There's no subject more likely to stir people up than rising electricity bills. With prices roughly doubling since 2007, that's hardly surprising. But why have prices risen so fast? And will they keep rising?
It has suited various business lobbies and Coalition politicians - federal and state - to leave people with the impression the main reason is the carbon tax and the renewable energy target, which requires that 20 per cent of Australia's electricity come from renewable energy sources by 2020.
In truth, the price rises started well before these measures took effect and they explain only a small part of the increase. Which suggests the politicians will suffer yet another loss of credibility when eventually (and stupidly) the carbon tax is abolished and the renewables target is dropped, as seems on the cards, but power prices don't seem to fall by much.
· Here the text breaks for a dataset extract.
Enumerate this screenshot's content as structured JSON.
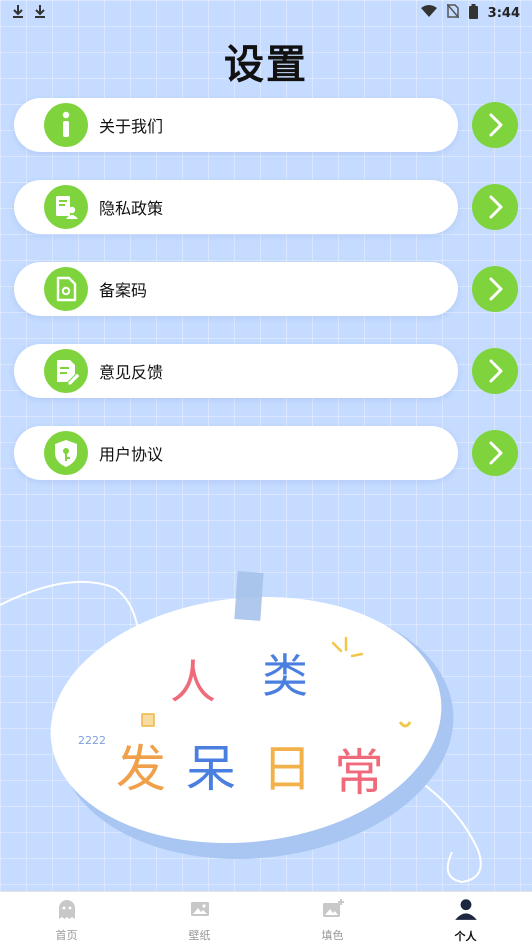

The more important reasons were given by Professor Ross Garnaut, of the University of Melbourne, in a recent speech. Here's my version of his explanation.
One part of the reason is that more people have been using renewable energy and this reduced their demand for conventional electricity from the grid, which is produced mainly by coal-fired generators, of course.
Apart from all the wind turbines, governments - federal and state, Coalition and Labor - have offered incentives to people to incur the significant expense of installing rooftop solar power systems.
The most generous of these incentive schemes have been abandoned but, at the same time, the cost of photovoltaic systems has been falling rapidly, partly because of advances in technology, partly because more purchasers mean greater economies of scale.
The most important economic characteristic of renewable energy is that once you've incurred the high ''fixed cost'' of installing a system, the ''variable cost'' of using the system to produce more energy is negligible. Sunshine is free. So once you've got a system, you use it.
A second important part of the reason for rising power prices is that many businesses and households have reacted to the rising price by being more economical - less wasteful - in their use of electricity.
Another factor (one many economists tend to ignore) is that all the talk about the need to reduce emissions of carbon dioxide to stop climate change, and all the talk about how much power we waste, has made more firms and householders waste-conscious. Some people are being careful in their use of electricity as a self-interested response to its rising price, while others - including businesses - are doing it from a sense of duty to society.
By now, I trust, a big red light is flashing in your head. If people are using less power from the grid because more of them are collecting their own and more are reducing their wastage of electricity, doesn't that mean demand for conventional power is falling?
Indeed it does. According to figures from the Grattan Institute, since late 2009 electricity demand in eastern Australia has fallen by about 7 per cent.
But hang on, is this guy saying the price of electricity has gone up because demand for it has gone down? Isn't it supposed to be the other way round? Isn't a fall in demand supposed to lead to a fall in the price?
Well, assuming no change in supply, yes it is. So you're right to be to be puzzled. The relationship I've described between price and demand is, as an economist would say, ''perverse''.
But why? Because, as Garnaut explains, we've stuffed up the deregulation of the electricity market. (Moral: as we're being reminded by the plan to ''deregulate'' university fees, if you deregulate or privatise without knowing what you're doing you can make things worse rather than better.)
Before the reform process began, each state had its own, government-owned electricity monopoly, with little trade between the states. From the late 1980s it was decided to break the integrated state monopolies into their component parts - generation, transmission, distribution and retailing - and form one big eastern Australian electricity market with as much competition and as little monopoly as possible.
The power stations were separated into individual businesses - some of which were privatised, particularly in Victoria - and made to compete in a highly sophisticated ''national'' wholesale market for electricity. Garnaut says this has worked well, with competition keeping the wholesale price low in response to the reduced demand.
But transmission (high-voltage power lines) and distribution (local poles and wires to the premises) are natural monopolies. That is, it's not economic to have more than one network. So whether these businesses are publicly or privately owned, the prices they charge have to be regulated to prevent them overcharging.
Trouble is, Garnaut says, we've done this by fixing the maximum rate of return the businesses are allowed to earn on the capital they have invested. Economists have known for 60 years that this always causes problems because it's so hard to pick the right rate of return.
If it's too low it leads to underinvestment in the physical network, causing blackouts. If it's too high, however, it leads to overinvestment in the network at the expense of business and household customers.
But as well, when monopoly businesses that are guaranteed a certain rate of return suffer a loss of demand, the regulator has to allow them to restore their profitability by raising their prices.
Another red light flashing? Surely if you keep responding to a fall in demand by raising prices, this will lead to a further fall in demand (particularly as the cost of renewable energy keeps falling) and the whole thing will keep going round and round and getting worse and worse.
Just so. People in the know call it a ''death spiral''. One day soon the regulators of the regulators - aka federal and state governments - will have to step in and call the madness to a halt. Until then, prices will keep rising.
Ross Gittins is the economics editor.